Have you ever read a book and forget most of the argumemt even before you finished it?  One little thing that helps me is to make some significant margin notes.  Not long notes, but a short phrase that sums up the argument on a page or section.  This also forces you to know the argument enough to summarize it in a short phrase.  This may slow your reading down a little – but you take the good with the bad.

However, outlining a book forces you to own the argument of the entire book.   I have a close friend who was mentored by David Wells at Cordon Conwell Theological Seminary.  One day he entered his office and saw rows and rows of large spiral notebooks.  My friend asked what they were, and Wells replied that it was all the book that he had outlined.  If he really wanted to own the argument of a book, he outlined it.  He wasn’t able to recall everything in the book, but he could simply open his outline and review very quickly what the book was trying to get across and what arguments the author used.  Getting the big picture.  This is, at first, a very daunting task.  But here are a few tips that make it a little more attainable.

  1. Make notes in the margins of your book to signify main points of sections, chapters, or the entire book, to signify where a break in arguments are, and to signify where subordinate points are.  If you make these strategic notes, they will be easier to find when outlining.
  2. Outline the book as you go.  Outlining will be less of a daunting task if you don’t wait until you are done with the book.  Also, the arguments are fresh in your mind.

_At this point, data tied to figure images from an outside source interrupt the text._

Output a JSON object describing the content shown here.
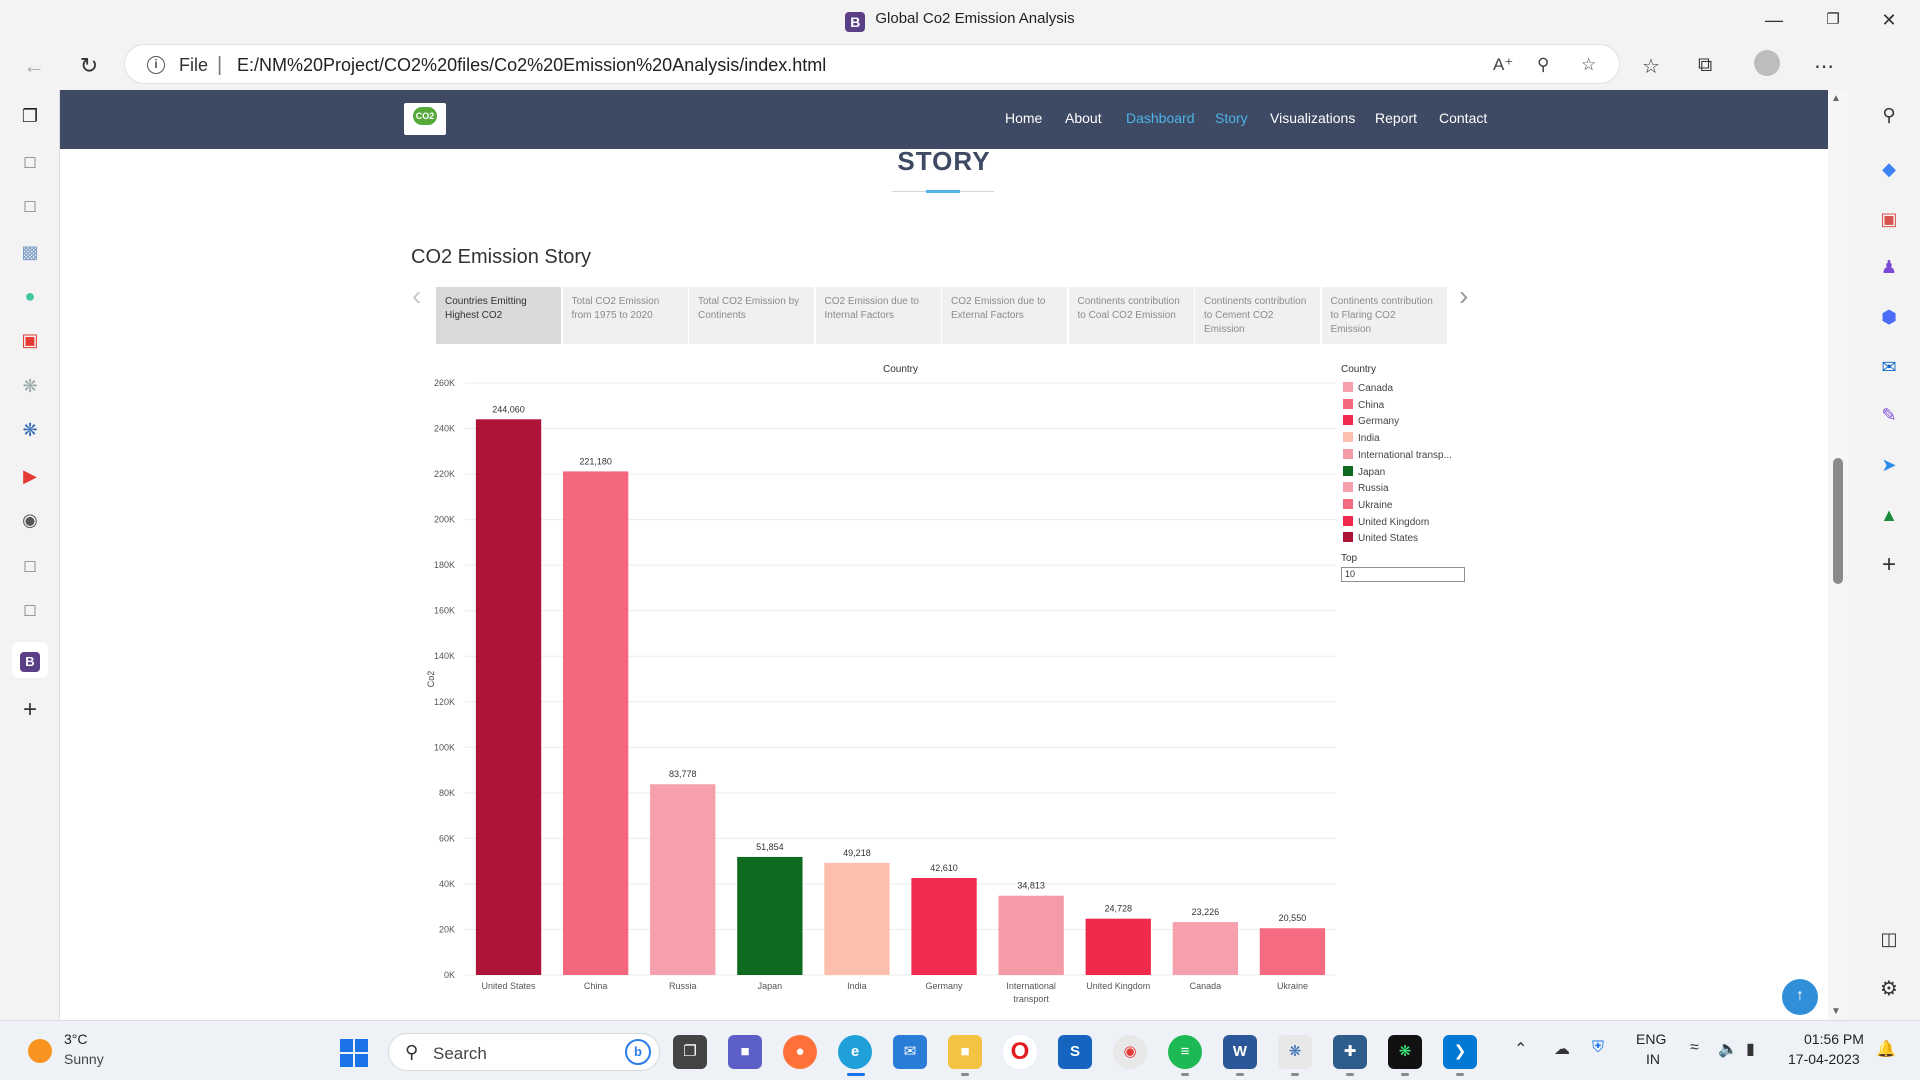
{
  "window": {
    "title": "Global Co2 Emission Analysis",
    "favicon_letter": "B"
  },
  "browser": {
    "address_prefix": "File",
    "url": "E:/NM%20Project/CO2%20files/Co2%20Emission%20Analysis/index.html"
  },
  "site": {
    "logo_text": "CO2",
    "nav": [
      {
        "label": "Home",
        "active": false
      },
      {
        "label": "About",
        "active": false
      },
      {
        "label": "Dashboard",
        "active": true
      },
      {
        "label": "Story",
        "active": true
      },
      {
        "label": "Visualizations",
        "active": false
      },
      {
        "label": "Report",
        "active": false
      },
      {
        "label": "Contact",
        "active": false
      }
    ],
    "section_heading": "STORY",
    "story_title": "CO2 Emission Story",
    "tabs": [
      {
        "label": "Countries Emitting Highest CO2",
        "active": true
      },
      {
        "label": "Total CO2 Emission from 1975 to 2020",
        "active": false
      },
      {
        "label": "Total CO2 Emission by Continents",
        "active": false
      },
      {
        "label": "CO2 Emission due to Internal Factors",
        "active": false
      },
      {
        "label": "CO2 Emission due to External Factors",
        "active": false
      },
      {
        "label": "Continents contribution to Coal CO2 Emission",
        "active": false
      },
      {
        "label": "Continents contribution to Cement CO2 Emission",
        "active": false
      },
      {
        "label": "Continents contribution to Flaring CO2 Emission",
        "active": false
      }
    ]
  },
  "chart_data": {
    "type": "bar",
    "title": "Country",
    "xlabel": "",
    "ylabel": "Co2",
    "ylim": [
      0,
      260000
    ],
    "yticks": [
      "0K",
      "20K",
      "40K",
      "60K",
      "80K",
      "100K",
      "120K",
      "140K",
      "160K",
      "180K",
      "200K",
      "220K",
      "240K",
      "260K"
    ],
    "categories": [
      "United States",
      "China",
      "Russia",
      "Japan",
      "India",
      "Germany",
      "International transport",
      "United Kingdom",
      "Canada",
      "Ukraine"
    ],
    "category_lines": [
      [
        "United States"
      ],
      [
        "China"
      ],
      [
        "Russia"
      ],
      [
        "Japan"
      ],
      [
        "India"
      ],
      [
        "Germany"
      ],
      [
        "International",
        "transport"
      ],
      [
        "United Kingdom"
      ],
      [
        "Canada"
      ],
      [
        "Ukraine"
      ]
    ],
    "values": [
      244060,
      221180,
      83778,
      51854,
      49218,
      42610,
      34813,
      24728,
      23226,
      20550
    ],
    "data_labels": [
      "244,060",
      "221,180",
      "83,778",
      "51,854",
      "49,218",
      "42,610",
      "34,813",
      "24,728",
      "23,226",
      "20,550"
    ],
    "colors": [
      "#ae1338",
      "#f5677f",
      "#f5a0ac",
      "#0d6a1f",
      "#fdbfad",
      "#f12a4f",
      "#f59aa7",
      "#f02a4d",
      "#f5a0ac",
      "#f56b82"
    ],
    "grid": true,
    "legend": {
      "title": "Country",
      "placement": "right",
      "items": [
        {
          "label": "Canada",
          "color": "#f5a0ac"
        },
        {
          "label": "China",
          "color": "#f5677f"
        },
        {
          "label": "Germany",
          "color": "#f12a4f"
        },
        {
          "label": "India",
          "color": "#fdbfad"
        },
        {
          "label": "International transp...",
          "color": "#f59aa7"
        },
        {
          "label": "Japan",
          "color": "#0d6a1f"
        },
        {
          "label": "Russia",
          "color": "#f5a0ac"
        },
        {
          "label": "Ukraine",
          "color": "#f56b82"
        },
        {
          "label": "United Kingdom",
          "color": "#f02a4d"
        },
        {
          "label": "United States",
          "color": "#ae1338"
        }
      ]
    },
    "filter": {
      "label": "Top",
      "value": "10"
    }
  },
  "taskbar": {
    "weather_temp": "3°C",
    "weather_condition": "Sunny",
    "search_placeholder": "Search",
    "lang_line1": "ENG",
    "lang_line2": "IN",
    "time": "01:56 PM",
    "date": "17-04-2023"
  }
}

  3. Use the half or quarter page at the end of the chapter to make a summary statement.  This shouldn’t be long, only two or three phrases that sum up the entire chapter.  This should include the main point and any implications from the main point.  This will help when you outline.
  4. Make your outlines brief.  This should only a tool to jog your memory, not reproduce the entire contents of the book.  If the outline is as long or longer than the book you have read, then you have gone to far!  Make one brief statement for each main and subordinate points.
  5. Read How to Read a Book by Mortimer Adler.  He has a great chapter on outlining a book.  The book itself has helpful tips on reading a book at several different levels.
  6. Puritan books are the easiest to outline, but they pretty much outline it for you (especially John Owen).  However, their arguments divide and sub-divide so much, an outline is needed.  This does not mean they are the easiest to understand, but just to outline.